Michael Thompson wrote:
This system has DNS records for ssh.server.co.uk and www.server.co.uk, so can I use IPTables or similar to recognise if it is being connected to via ssh.server.co.uk on port 443 and forward the traffic to port 22? If www.server.co.uk:443 is used apache gets the traffic? Or is this (As I suspect) Impossible?

if ssh.server.co.uk and www.server.co.uk have different IP addresses, then sure.. iptables will work.. it works on layer 3 and 4 of the OSI model.


however if your two names share the same ip address, the reason apache can handle the virtual sites is because it's working on layer 7 of the OSI model - ie the application layer.

panix.com has a custom little app that listens on port 80. In it's clerverness, it determines if the connecting client is a web browser or a ssh. If it's ssh, it hands off the connection to sshd, if it's a web browser it hands it off to apache.

The concept is simple: ssh and www-browser send $STUFF to the server before getting a response. If the first few bytes the server receives isn't (GET, PUT, HEAD) then it must be an ssh client.

I wrote a daemon kludge a few years back to fix a b0rked commercial app that ran fine under linux, but it's GUI client interface didn't. The SCO version of the GUI server accepted some extra state information the client would send. The Linux version of the GUI server didn't like this extra state information. My little kludge happily pretended to be the GUI server and relayed what it received to the real server process - however, if it ever received any extra state information it simply threw it away so the linux gui server didn't have to deal with it.

Something similar could be designed for your case.
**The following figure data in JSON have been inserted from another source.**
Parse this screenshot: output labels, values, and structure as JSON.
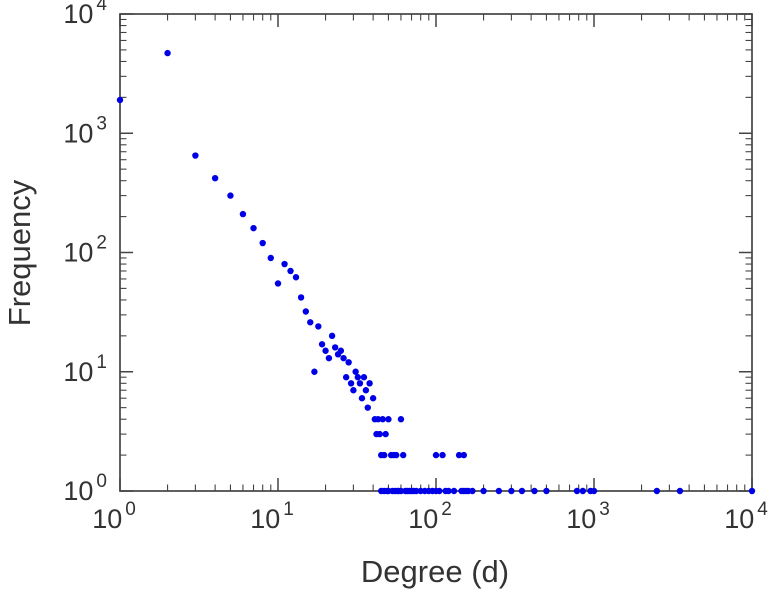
{
  "chart_data": {
    "type": "scatter",
    "xlabel": "Degree (d)",
    "ylabel": "Frequency",
    "x_scale": "log",
    "y_scale": "log",
    "xlim": [
      1,
      10000
    ],
    "ylim": [
      1,
      10000
    ],
    "tick_base": "10",
    "x_tick_exponents": [
      0,
      1,
      2,
      3,
      4
    ],
    "y_tick_exponents": [
      0,
      1,
      2,
      3,
      4
    ],
    "grid": false,
    "marker_color": "#0000e6",
    "marker_radius": 3.2,
    "frame_color": "#444444",
    "text_color": "#333333",
    "points": [
      [
        1,
        1900
      ],
      [
        2,
        4700
      ],
      [
        3,
        650
      ],
      [
        4,
        420
      ],
      [
        5,
        300
      ],
      [
        6,
        210
      ],
      [
        7,
        160
      ],
      [
        8,
        120
      ],
      [
        9,
        90
      ],
      [
        10,
        55
      ],
      [
        11,
        80
      ],
      [
        12,
        70
      ],
      [
        13,
        62
      ],
      [
        14,
        42
      ],
      [
        15,
        32
      ],
      [
        16,
        26
      ],
      [
        17,
        10
      ],
      [
        18,
        24
      ],
      [
        19,
        17
      ],
      [
        20,
        15
      ],
      [
        21,
        13
      ],
      [
        22,
        20
      ],
      [
        23,
        16
      ],
      [
        24,
        14
      ],
      [
        25,
        15
      ],
      [
        26,
        13
      ],
      [
        27,
        9
      ],
      [
        28,
        12
      ],
      [
        29,
        8
      ],
      [
        30,
        7
      ],
      [
        31,
        10
      ],
      [
        32,
        9
      ],
      [
        33,
        8
      ],
      [
        34,
        6
      ],
      [
        35,
        9
      ],
      [
        36,
        7
      ],
      [
        37,
        5
      ],
      [
        38,
        8
      ],
      [
        40,
        6
      ],
      [
        41,
        4
      ],
      [
        42,
        3
      ],
      [
        43,
        4
      ],
      [
        44,
        3
      ],
      [
        45,
        2
      ],
      [
        45,
        1
      ],
      [
        46,
        4
      ],
      [
        47,
        2
      ],
      [
        47,
        1
      ],
      [
        48,
        3
      ],
      [
        49,
        1
      ],
      [
        50,
        4
      ],
      [
        50,
        1
      ],
      [
        52,
        2
      ],
      [
        53,
        1
      ],
      [
        54,
        2
      ],
      [
        55,
        1
      ],
      [
        56,
        2
      ],
      [
        57,
        1
      ],
      [
        58,
        1
      ],
      [
        60,
        4
      ],
      [
        60,
        1
      ],
      [
        62,
        2
      ],
      [
        64,
        1
      ],
      [
        66,
        1
      ],
      [
        68,
        1
      ],
      [
        70,
        1
      ],
      [
        72,
        1
      ],
      [
        75,
        1
      ],
      [
        80,
        1
      ],
      [
        85,
        1
      ],
      [
        90,
        1
      ],
      [
        95,
        1
      ],
      [
        100,
        2
      ],
      [
        100,
        1
      ],
      [
        105,
        1
      ],
      [
        110,
        2
      ],
      [
        115,
        1
      ],
      [
        120,
        1
      ],
      [
        130,
        1
      ],
      [
        140,
        2
      ],
      [
        145,
        1
      ],
      [
        150,
        2
      ],
      [
        150,
        1
      ],
      [
        155,
        1
      ],
      [
        160,
        1
      ],
      [
        170,
        1
      ],
      [
        200,
        1
      ],
      [
        250,
        1
      ],
      [
        300,
        1
      ],
      [
        350,
        1
      ],
      [
        420,
        1
      ],
      [
        500,
        1
      ],
      [
        780,
        1
      ],
      [
        850,
        1
      ],
      [
        950,
        1
      ],
      [
        1000,
        1
      ],
      [
        2500,
        1
      ],
      [
        3500,
        1
      ],
      [
        10000,
        1
      ]
    ]
  }
}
Instead, the little daemon would just listen for connects, after reading the first few bytes, it would determine if the connection was an ssh or web one, then fork off a sshd or apache process to handle the input. In either case, you would have to setup sshd and apache to work as if it was called from inetd.conf, because in effect those services wouldn't be controlling the port, they would just be doing stdin<->stdout.

I'm not sure how apache would handle the log information, though. (how would apache know the ip address of the connection?)